Tuesday, 22 July 2025

The Change Continues II

Brain Wave, 17.

I tried to write that previous post while listening to an on-line interview about current world changes and it became very confusing.

Brian O'Banion, an Irish former New York policeman, now speaks Unitary. In the current local Dukes Playhouse dramatization of The Wizard Of Oz, Dorothy has a language problem on first meeting the Munchkins. One of them asks her, "Kion lingvon vi parolas?" They soon establish that she speaks English and they switch to this although they continue to insert some Esperanto, like "Sekvu la flavan brikan vojon" for "Follow the yellow brick road." During the interval, I approached a Munchkin and said, "Cu vi parolas Esperanton? Gi estas tre facila lingvo," and left him with "Kaj al vi, kamarado!" (Which was about as much as I could manage.) I have gone off the point, haven't I?
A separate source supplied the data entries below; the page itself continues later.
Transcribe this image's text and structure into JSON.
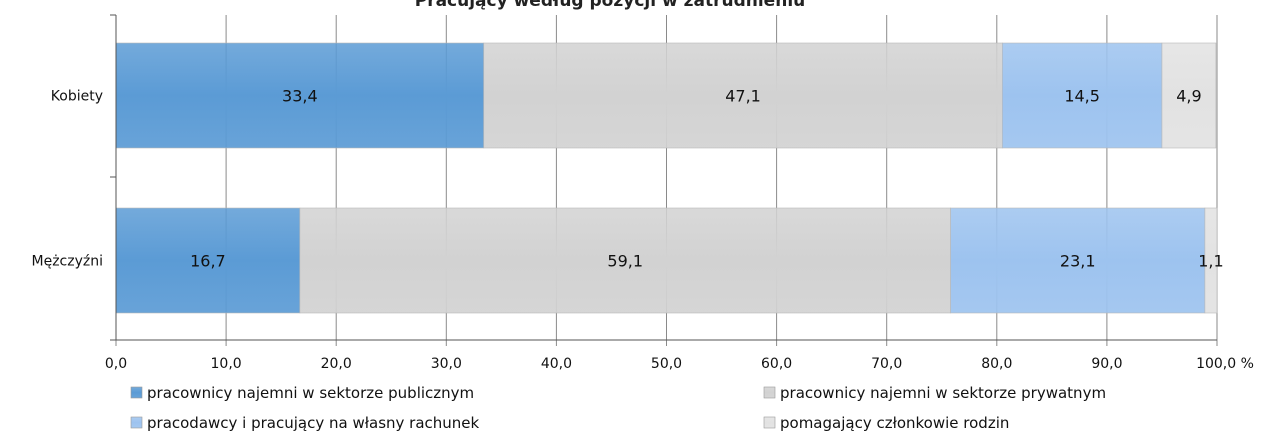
{
  "chart_data": {
    "type": "bar",
    "orientation": "horizontal",
    "stacked": true,
    "title": "Pracujący według pozycji w zatrudnieniu",
    "categories": [
      "Kobiety",
      "Mężczyźni"
    ],
    "series": [
      {
        "name": "pracownicy najemni w sektorze publicznym",
        "values": [
          33.4,
          16.7
        ],
        "labels": [
          "33,4",
          "16,7"
        ],
        "color": "#5b9bd5"
      },
      {
        "name": "pracownicy najemni w sektorze prywatnym",
        "values": [
          47.1,
          59.1
        ],
        "labels": [
          "47,1",
          "59,1"
        ],
        "color": "#d2d2d2"
      },
      {
        "name": "pracodawcy i pracujący na własny rachunek",
        "values": [
          14.5,
          23.1
        ],
        "labels": [
          "14,5",
          "23,1"
        ],
        "color": "#9dc3ef"
      },
      {
        "name": "pomagający członkowie rodzin",
        "values": [
          4.9,
          1.1
        ],
        "labels": [
          "4,9",
          "1,1"
        ],
        "color": "#e2e2e2"
      }
    ],
    "xlim": [
      0,
      100
    ],
    "xticks": [
      0,
      10,
      20,
      30,
      40,
      50,
      60,
      70,
      80,
      90,
      100
    ],
    "xtick_labels": [
      "0,0",
      "10,0",
      "20,0",
      "30,0",
      "40,0",
      "50,0",
      "60,0",
      "70,0",
      "80,0",
      "90,0",
      "100,0 %"
    ],
    "grid": true,
    "legend_position": "bottom"
  }
}
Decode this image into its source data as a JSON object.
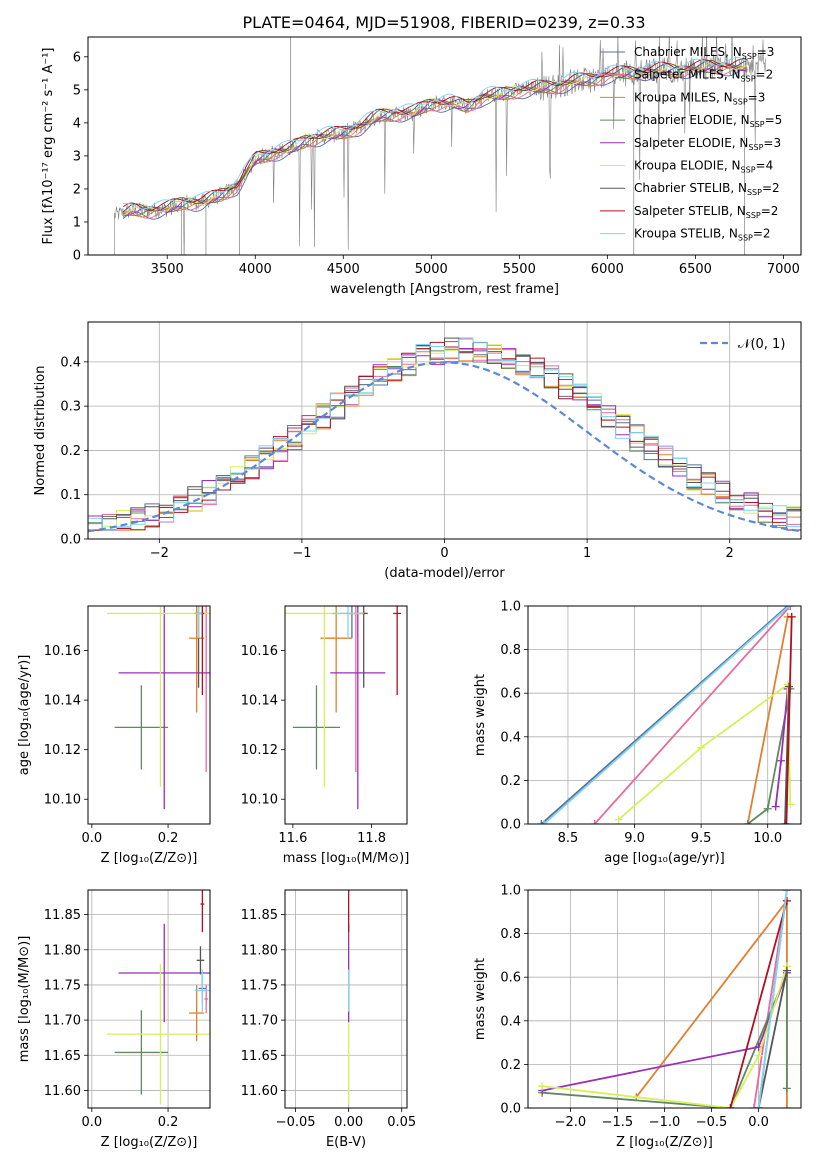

O'Banion is an Observer, a role invented by Mendelbaum although probably soon to be adopted by the international government. Administrators need to know what people are thinking and saying so that they can then know what needs to be done. The feeble-minded need to be guided to their new colonies. Someone acting anonymously is buying or at least somehow acquiring scientific equipment and secreting it somewhere. This has to be investigated.

8 comments:

Sean M. Brooks said...

Kaor, Paul!

The most authentic source, of course, would be to read Baum's THE WONDERFUL WIZARD OF OZ to find out if Dorothy had that kind of language problem and how it was handled.

Ad astra! Sean

paulshackley2017@gmail.com said...

Sean,

She didn't! It wasn't!

Paul.

Sean M. Brooks said...

Kaor, Paul!

Then that play you watched perpetrated an uncanonical alteration of what Baum wrote--which I disapprove of.

Ad astra! Sean

paulshackley2017@gmail.com said...

Sure but stage and screen dramatizations do that all the time.

Sean M. Brooks said...

Kaor, Paul!

I know, but I don't like it. I'm esp. outraged by how Tolkien's THE HOBBIT and THE LORD OF THE RINGS were mauled, brutalized, mutilated, botched, etc., in the films.

Ad astra! Sean

S.M. Stirling said...

Fiction involving travel usually skates around language issues. Frex, if you went back more than about 400 years, you'd have trouble understanding English, or being understood.

OTOH, a Lithuanian time-traveler wouldn't have problems for over 2000 years.

Sean M. Brooks said...

Kaor, Mr. Stirling!

Tolkien handled that problem by feigning his Middle Earth "histories" were translated from Westron, the Adunaic derived everyday language of the Numenorean realms in exile. With plenty of snippets from his invented Elvish languages, Sindarin and Quenya.

Ad astra! Sean

S.M. Stirling said...

Of course, nowadays you can go (almost) anywhere and use English -- every fourth or fifth adult human being speaks at least a little of it.